Não sei quanto tempo ficamos ainda ali parados, na beira do lado, abraçados, sem dizer palavra nenhuma, apenas ouvindo um o coração do outro. Uma conexão que até hoje não consigo entender exatamente. Então Segui novamente os passos de Amy.
Quando entramos na casa a maioria das pessoas já estavam deitadas em algum quarto. Passamos por alguns deles e vimos alguns casais formados. "Quando subimos para o segundo andar pude ver, do outro lado do corredor, a silhueta de Wade e Miranda, ambos estavam deitados na mesma cama, sem roupas, e pareciam não ligar para quem quer que os notasse. Apesar de todos os sentimentos que passavam por minha cabeça naquele momento não pude deixar de sentir que aquela cena era bela."*
Entramos em um quarto, nem mesmo ligamos as luzes, não havia necessidade. Tiramos as roupas mais pesadas e deitamos embaixo de um cobertor de pena de pato. Era simples, como se não precisássemos falar nada. Dei um beijo na testa de Amy e então ela se deitou com a cabeça colada em meu peito.

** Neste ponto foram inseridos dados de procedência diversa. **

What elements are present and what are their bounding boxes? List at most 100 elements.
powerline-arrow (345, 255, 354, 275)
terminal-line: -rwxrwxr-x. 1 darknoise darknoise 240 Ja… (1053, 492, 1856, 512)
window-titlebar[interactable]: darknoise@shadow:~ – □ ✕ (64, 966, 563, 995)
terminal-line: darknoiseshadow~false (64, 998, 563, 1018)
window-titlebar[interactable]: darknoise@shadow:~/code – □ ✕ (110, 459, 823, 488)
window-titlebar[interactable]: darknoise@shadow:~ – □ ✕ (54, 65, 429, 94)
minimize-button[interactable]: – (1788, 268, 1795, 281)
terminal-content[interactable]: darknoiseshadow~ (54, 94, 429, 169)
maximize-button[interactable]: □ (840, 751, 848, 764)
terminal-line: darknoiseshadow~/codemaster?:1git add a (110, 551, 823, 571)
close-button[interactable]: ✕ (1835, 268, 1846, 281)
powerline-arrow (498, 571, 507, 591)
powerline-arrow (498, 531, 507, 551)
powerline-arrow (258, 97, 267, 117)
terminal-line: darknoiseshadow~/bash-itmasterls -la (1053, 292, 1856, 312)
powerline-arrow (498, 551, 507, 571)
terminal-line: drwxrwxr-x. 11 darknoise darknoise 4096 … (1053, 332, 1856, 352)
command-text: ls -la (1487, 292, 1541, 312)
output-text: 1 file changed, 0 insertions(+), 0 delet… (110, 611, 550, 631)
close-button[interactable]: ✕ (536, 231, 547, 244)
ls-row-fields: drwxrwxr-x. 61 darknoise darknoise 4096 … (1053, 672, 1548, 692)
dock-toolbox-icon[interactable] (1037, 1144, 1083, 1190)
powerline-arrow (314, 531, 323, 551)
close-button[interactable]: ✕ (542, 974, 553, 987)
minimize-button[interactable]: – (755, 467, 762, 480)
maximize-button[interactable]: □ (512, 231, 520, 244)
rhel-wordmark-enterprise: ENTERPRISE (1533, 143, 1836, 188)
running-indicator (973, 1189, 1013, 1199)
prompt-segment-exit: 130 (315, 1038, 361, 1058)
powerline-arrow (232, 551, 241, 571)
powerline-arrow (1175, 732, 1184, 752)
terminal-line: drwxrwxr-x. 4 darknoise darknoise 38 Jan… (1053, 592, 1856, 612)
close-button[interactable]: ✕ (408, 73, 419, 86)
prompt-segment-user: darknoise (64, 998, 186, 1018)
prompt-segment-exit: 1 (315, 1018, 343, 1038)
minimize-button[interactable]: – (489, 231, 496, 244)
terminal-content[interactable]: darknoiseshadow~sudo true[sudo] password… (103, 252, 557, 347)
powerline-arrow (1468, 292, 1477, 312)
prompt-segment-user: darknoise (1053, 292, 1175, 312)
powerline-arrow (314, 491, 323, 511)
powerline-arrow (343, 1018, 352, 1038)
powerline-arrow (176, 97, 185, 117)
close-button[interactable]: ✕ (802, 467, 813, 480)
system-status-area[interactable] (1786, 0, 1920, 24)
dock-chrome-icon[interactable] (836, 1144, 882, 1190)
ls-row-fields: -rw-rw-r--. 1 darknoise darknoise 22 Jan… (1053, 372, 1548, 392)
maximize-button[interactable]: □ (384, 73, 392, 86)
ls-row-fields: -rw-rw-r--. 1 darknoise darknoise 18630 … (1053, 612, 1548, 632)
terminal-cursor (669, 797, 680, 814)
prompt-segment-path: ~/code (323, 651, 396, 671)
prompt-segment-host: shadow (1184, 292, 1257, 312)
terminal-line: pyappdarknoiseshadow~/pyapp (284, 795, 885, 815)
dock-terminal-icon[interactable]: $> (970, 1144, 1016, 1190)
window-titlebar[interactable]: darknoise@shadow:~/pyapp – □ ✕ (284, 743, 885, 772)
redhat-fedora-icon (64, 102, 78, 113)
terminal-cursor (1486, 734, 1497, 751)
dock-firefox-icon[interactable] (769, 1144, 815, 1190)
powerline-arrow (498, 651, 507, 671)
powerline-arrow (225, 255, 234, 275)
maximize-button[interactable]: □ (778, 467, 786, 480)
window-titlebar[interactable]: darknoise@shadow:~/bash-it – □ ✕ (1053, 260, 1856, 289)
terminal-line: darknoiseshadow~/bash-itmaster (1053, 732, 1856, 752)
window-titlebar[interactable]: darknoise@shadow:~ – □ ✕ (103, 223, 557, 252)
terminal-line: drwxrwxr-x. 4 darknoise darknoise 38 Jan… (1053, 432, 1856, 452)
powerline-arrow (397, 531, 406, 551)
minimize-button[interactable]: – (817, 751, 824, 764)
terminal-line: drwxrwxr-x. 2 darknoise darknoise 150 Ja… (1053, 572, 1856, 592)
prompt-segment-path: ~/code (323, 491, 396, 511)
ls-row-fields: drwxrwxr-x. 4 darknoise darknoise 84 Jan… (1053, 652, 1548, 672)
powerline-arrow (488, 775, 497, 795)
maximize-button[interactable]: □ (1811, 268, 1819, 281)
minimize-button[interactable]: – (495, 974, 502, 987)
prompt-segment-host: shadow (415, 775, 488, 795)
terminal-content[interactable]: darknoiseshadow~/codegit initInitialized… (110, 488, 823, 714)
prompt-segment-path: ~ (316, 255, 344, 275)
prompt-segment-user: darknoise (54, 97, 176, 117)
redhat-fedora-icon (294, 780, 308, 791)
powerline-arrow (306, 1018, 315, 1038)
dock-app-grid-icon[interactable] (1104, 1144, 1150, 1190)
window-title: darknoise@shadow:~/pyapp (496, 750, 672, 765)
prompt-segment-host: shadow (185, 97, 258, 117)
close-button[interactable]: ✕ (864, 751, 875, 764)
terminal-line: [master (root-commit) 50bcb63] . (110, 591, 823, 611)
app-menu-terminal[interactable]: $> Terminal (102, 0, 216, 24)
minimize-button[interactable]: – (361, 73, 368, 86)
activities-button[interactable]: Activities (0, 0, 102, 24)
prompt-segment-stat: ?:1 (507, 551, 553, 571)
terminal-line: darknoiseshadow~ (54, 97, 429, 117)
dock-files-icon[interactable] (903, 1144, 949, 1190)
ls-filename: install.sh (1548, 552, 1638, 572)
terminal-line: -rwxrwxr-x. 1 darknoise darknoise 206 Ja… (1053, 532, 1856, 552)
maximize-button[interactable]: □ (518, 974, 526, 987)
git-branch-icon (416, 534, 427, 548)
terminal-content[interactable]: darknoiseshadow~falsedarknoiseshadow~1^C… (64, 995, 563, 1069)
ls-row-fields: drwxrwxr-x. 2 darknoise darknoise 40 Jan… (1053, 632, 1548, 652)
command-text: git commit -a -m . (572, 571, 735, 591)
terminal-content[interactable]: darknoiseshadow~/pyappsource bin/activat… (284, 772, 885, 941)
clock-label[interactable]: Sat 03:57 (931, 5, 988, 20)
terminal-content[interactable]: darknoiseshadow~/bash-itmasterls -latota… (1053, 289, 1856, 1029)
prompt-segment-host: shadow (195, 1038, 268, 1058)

- Vou dormir aqui, ouvindo seu coração. Boa noite. - disse ela já com a voz cansada de sono.
- Boa noite. - respondi, afagando levemente seus cabelos.
Me levantei no outro dia em silencio, dei mais um beijo em sua testa antes de me vestir e sair do quarto. Miranda ainda se encontrava deitada com Wade no quarto ao fim do corredor. Fui até meu carro e dei a partida. Deixei o Rancho depois de apenas uma noite. Se era inspiração que eu buscava eu havia encontrado, sentia que minha conexão com Amy seria para toda a vida. Mesmo que eu nem mesmo soubesse seu último nome ou seu telefone. Era para ser assim, eu sabia e ela também. Não me senti mal, nem culpado, sabia que ela entenderia perfeitamente, sabia que me lembraria dela sempre, e sabia que o tamborilar do meu coração iria embalar seu sono em todas as noites em que se sentisse solitária.
* Cena retirada do documentário "Commune", de 2005.
* Cena retirada do documentário "Commune", de 2005.